Voilà pour les péripéties. Maintenant, considérons l’affaire selon une perspective plus large, pour conclure qu’elle est véritablement extraordinaire. L’Irak est comme un “signe indien”, une sorte de malédiction des projets impériaux, non seulement américains mais anglo-saxons (tant Tony Blair a voulu imposer à son pays une implication totale dans les soi-disant projets impériaux américains). On assiste à ce phénomène extraordinaire de voir concentrés dans une affaire somme toute mineure par ses dimensions géopolitiques et géostratégiques (décidément, non, Saddam n’est pas Hitler, et l’Irak n’est pas l’Allemagne de 1939 !), tous les ingrédients d’une immense auto-déstabilisation de cette puissance anglo-saxonne. On note aussi la persistance extraordinaire de cette “malédiction” puisqu’elle agit depuis 1991-92 (chute de Bush-père, aux présidentielle de 1992, après sa victoire-éclair de février 1991), et que l’establishment anglo-saxon s’est avéré totalement incapable, pendant une décennie complète, de se détacher de sa fascination pour l’Irak et pour Saddam.

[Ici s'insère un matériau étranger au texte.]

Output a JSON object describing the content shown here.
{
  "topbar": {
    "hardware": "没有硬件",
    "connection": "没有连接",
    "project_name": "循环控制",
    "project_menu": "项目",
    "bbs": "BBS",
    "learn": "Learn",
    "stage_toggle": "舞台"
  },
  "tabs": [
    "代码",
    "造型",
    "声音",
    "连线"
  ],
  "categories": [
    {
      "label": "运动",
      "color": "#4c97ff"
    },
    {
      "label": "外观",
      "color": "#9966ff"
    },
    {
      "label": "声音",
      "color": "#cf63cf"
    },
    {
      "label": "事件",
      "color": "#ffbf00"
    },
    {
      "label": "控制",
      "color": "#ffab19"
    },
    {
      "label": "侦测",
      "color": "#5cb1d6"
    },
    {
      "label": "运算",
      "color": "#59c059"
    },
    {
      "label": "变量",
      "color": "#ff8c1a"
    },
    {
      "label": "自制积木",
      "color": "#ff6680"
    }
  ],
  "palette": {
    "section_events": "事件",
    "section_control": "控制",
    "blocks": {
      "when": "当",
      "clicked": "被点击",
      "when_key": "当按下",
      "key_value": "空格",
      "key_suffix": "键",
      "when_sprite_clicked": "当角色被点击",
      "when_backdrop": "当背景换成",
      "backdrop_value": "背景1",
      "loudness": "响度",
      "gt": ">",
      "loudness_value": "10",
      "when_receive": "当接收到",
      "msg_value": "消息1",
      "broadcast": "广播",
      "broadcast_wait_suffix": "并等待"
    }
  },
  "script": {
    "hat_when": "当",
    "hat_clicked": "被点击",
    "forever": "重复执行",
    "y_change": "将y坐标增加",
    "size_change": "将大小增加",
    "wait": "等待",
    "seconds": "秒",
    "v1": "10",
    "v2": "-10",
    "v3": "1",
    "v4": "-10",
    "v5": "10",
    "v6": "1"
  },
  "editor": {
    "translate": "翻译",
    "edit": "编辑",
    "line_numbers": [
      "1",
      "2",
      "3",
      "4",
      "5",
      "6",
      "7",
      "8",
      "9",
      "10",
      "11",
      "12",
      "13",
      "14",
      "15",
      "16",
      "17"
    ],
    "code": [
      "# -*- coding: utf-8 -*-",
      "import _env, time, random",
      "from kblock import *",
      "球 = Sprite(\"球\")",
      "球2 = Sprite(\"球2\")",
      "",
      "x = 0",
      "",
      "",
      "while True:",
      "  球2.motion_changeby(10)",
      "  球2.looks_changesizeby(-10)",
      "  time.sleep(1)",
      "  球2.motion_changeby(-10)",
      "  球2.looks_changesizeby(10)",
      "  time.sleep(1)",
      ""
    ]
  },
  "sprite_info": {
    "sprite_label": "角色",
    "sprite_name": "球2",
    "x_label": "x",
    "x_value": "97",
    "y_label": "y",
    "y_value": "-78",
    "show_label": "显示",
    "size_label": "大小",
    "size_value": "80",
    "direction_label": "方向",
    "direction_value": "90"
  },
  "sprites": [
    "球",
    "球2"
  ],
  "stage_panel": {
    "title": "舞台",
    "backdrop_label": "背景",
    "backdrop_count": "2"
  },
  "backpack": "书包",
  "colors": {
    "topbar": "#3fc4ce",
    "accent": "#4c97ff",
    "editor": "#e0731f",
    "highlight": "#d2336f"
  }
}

On ajoutera à ce spectacle général des points plus particuliers, tout autant extraordinaires, comme la longévité de Saddam, dans la clandestinité aujourd’hui comme dans ses palais enchaînés par l’embargo hier. Le sort de Saddam semble ainsi mesurer une sorte d’étrange impuissance de cette énorme puissance militaire qu’est l’Amérique, jusqu’à cette idée complètement farfelue, et qui est pourtant considérée avec sérieux, d’envisager la possibilité d’un retour au pouvoir dudit Saddam.

Cette auto-déstabilisation des deux puissances anglo-saxonnes doit se poursuivre, dans la mesure où tout, absolument tout dans ce dossier, depuis près de 15 ans, est un montage complet, fait de contre-vérités, de mensonges et d’aménagement des rares réalités conservées. La saga irakienne est aussi le champ d’action privilégié le plus extraordinaire pour le virtualisme, cette tendance irrésistible désormais à fabriquer une réalité à la place de la réalité. Tout étant montage, tout ce montage étant mis dans une cohérence globale, plus personne n’est exactement capable de dire où sont les mensonges, tandis que les enquêtes, les frustrations, conduisent de plus en plus d’acteurs à dénoncer la conduite des dirigeants, preuves (des vraies, celles-là) à l’appui.

Il est illusoire de penser que cet ébranlement, s’il se poursuit jusqu’à la mise en cause des pouvoirs en place, s’arrêtera à un simple changement de Premier ministre ou à une défaite présidentielle inattendue. C’est l’ébranlement d’un système et d’une vision du monde, il s’agit d’un phénomène négatif qui utilise négativement les mêmes capacités techniques qui permirent la mise en place de la puissance (le virtualisme, c’est-à-dire les capacités technologiques de communication, est aujourd’hui utilisé à plein et efficacement contre les principaux acteurs de cette pièce, dirigeants de la puissance ainsi contestée). Cet ébranlement entraînera des crises majeures dans le monde anglo-saxon, au coeur du centre des deux pouvoirs. Il est difficile d’apprécier quelles formes prendront ces crises parce qu’elles se placeront dans des conditions complètement inédites (celles du virtualisme). Elles seront d’autant plus difficiles à contenir. C’est à cette occasion qu’on mesurera la réalité de la puissance dont on nous rebat les oreilles depuis plus d’une décennie.